The round-robin routing policy does not have any knowledge about the two target channels, so it just picks one after another in succession, and then the first one again when it reaches the end of the target list. Effectively, this policy constitutes a very simple form of load-balancing.

There are other predefined policies that can be used with the router protocol. For example, the Router.random policy uses a random number generator to route events to different channels, which is more robust in scenarios when a high-load event gets sent periodically. Another policy is Router.hash, which computes the hash code of the event, and uses it to find the target channel. If either of these are not satisfactory, deficitRoundRobin strategy tracks the expected cost of each event, and biases its routing decisions to balance the total cost sent to each target.

The above-mentioned policies are mainly used in load-balancing. In addition, users can define their own custom policies for their use-cases. For example, if the router has some information about the load and availability of the targets, it could take that into account when making routing decisions.

Router Reactors

In the previous example, we instantiated the router protocol inside an existing reactor. Sometimes we want to completely dedicate the reactor to routing incoming events, so it is useful to have a shorthand notation for starting such router reactors.

In the following, we use a router reactor to implement simple sharding for key-value pairs, which is typically done in distributed hash-tables. Here, the data contained in a distributed hash table is spread across some number of computing nodes called shards. Each shard will be represented by a separate reactor, which will have two basic operations - Put and Get, used to add entries to the distributed hash table, and to remove them, respectively.

sealed trait Op[K, V] {
  def key: K
}

case class Put[K, V](key: K, value: V)
extends Op[K, V]

case class Get[K, V](key: K)
extends Op[K, V]

The Put operation holds information about the key-value pair, while the Get operation contains the desired key. We implement the distributed hash table functionality in a method called distributedHashTable. This method instantiates the shards, and then starts the main router reactor.
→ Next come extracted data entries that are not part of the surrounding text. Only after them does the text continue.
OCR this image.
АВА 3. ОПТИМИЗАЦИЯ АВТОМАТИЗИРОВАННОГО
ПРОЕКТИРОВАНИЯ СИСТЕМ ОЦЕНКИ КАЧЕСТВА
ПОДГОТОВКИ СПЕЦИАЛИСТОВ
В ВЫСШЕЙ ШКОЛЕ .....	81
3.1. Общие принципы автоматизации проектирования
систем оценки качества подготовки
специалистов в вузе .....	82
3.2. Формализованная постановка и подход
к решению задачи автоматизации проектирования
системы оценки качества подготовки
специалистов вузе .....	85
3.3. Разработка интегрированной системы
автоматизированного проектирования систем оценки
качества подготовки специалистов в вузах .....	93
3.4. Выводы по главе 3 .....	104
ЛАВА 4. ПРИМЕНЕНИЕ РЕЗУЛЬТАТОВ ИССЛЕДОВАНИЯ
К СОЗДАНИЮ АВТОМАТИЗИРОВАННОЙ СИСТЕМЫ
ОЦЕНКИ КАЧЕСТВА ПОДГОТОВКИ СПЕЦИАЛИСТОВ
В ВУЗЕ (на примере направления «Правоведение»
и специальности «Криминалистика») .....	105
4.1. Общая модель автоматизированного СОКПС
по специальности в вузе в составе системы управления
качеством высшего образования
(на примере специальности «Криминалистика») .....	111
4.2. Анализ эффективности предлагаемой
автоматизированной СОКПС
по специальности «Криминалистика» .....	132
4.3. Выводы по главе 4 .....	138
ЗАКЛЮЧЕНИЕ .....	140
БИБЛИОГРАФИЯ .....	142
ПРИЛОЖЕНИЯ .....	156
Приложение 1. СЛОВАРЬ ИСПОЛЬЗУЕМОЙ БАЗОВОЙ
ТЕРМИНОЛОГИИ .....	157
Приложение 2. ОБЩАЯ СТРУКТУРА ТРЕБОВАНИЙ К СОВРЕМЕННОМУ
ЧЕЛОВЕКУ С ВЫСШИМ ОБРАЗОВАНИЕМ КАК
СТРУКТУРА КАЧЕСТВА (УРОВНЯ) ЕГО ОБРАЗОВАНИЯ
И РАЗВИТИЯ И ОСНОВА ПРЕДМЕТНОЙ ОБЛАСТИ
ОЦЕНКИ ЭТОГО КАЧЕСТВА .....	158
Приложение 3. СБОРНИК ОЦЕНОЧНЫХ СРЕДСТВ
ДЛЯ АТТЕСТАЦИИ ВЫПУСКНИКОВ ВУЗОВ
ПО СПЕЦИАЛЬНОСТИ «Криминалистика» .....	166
We will use the following convention - if the key has some hash code h, then its shard is h % numShards, where numShards is the number of different shards. Incidentally, this is exactly how the router policy Router.hash behaves. The distributed hash table implementation is then shown in the following:

def distributedHashTable[K, V](
  numShards: Int
): Server[Op[K, V], Option[V]] = {
  // Create the shard reactors, used to hold the key-value pairs.
  val shards = for (i <- 0 until numShards) yield {
    system.spawnLocal[Server.Req[Op[K, V], Option[V]]] { self =>
      val data = mutable.Map[K, V]()
      self.main.events onMatch {
        case (Put(key, value), reply) =>
          reply ! data.get(key)
          data(key) = value
        case (Get(key), reply) =>
          reply ! data.get(key)
      }
    }
  }

  // Return the router reactor, which forwards requests
  // to the appropriate shard reactor.
  system.router(Router.hash(shards, _._1.key.##))
}

Note that, in our implementation, the distributed hash table’s channel type is a server. Clients must always pass a reply channel on which they receive the Option[V] object - the value that was previously in the hash table. This will mean that we will be able to use the ? operator on the distributed hash table, which was explained in the previous section on the server protocol.
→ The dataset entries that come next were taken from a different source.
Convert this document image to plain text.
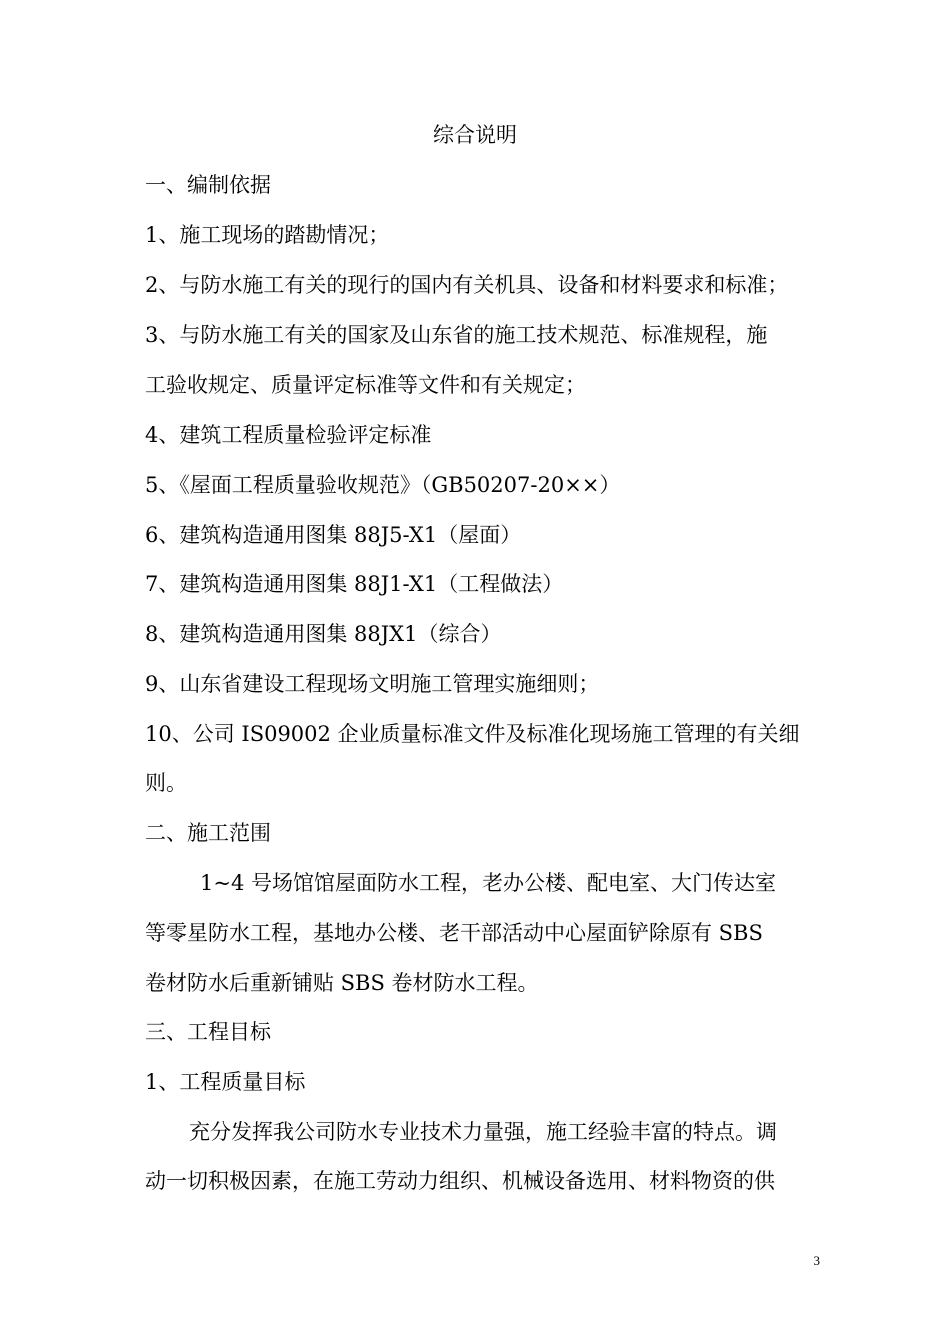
综合说明
一、编制依据
1、施工现场的踏勘情况；
2、与防水施工有关的现行的国内有关机具、设备和材料要求和标准；
3、与防水施工有关的国家及山东省的施工技术规范、标准规程，施
工验收规定、质量评定标准等文件和有关规定；
4、建筑工程质量检验评定标准
5、《屋面工程质量验收规范》（GB50207-20××）
6、建筑构造通用图集 88J5-X1（屋面）
7、建筑构造通用图集 88J1-X1（工程做法）
8、建筑构造通用图集 88JX1（综合）
9、山东省建设工程现场文明施工管理实施细则；
10、公司 IS09002 企业质量标准文件及标准化现场施工管理的有关细
则。
二、施工范围
1~4 号场馆馆屋面防水工程，老办公楼、配电室、大门传达室
等零星防水工程，基地办公楼、老干部活动中心屋面铲除原有 SBS
卷材防水后重新铺贴 SBS 卷材防水工程。
三、工程目标
1、工程质量目标
充分发挥我公司防水专业技术力量强，施工经验丰富的特点。调
动一切积极因素，在施工劳动力组织、机械设备选用、材料物资的供
3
Next, we instantiate the distributed hash table for string key-value pairs, and specify 32 shards:

val dht = distributedHashTable[String, String](32)

We can now create a client of our distributed hash table, which inserts one entry into the hash table, and then asks to get it back.

system.spawnLocal[Option[String]] { self =>
  (dht ? Put("key", "value")) onEvent { prevOpt =>
    assert(prevOpt == None)
    (dht ? Get("key")) onMatch {
      case Some(prev) => println(prev)
      case None => println("unexpected - empty!")
    }
  }
}

After the reactor above starts, we should soon see "value" printed on the standard output.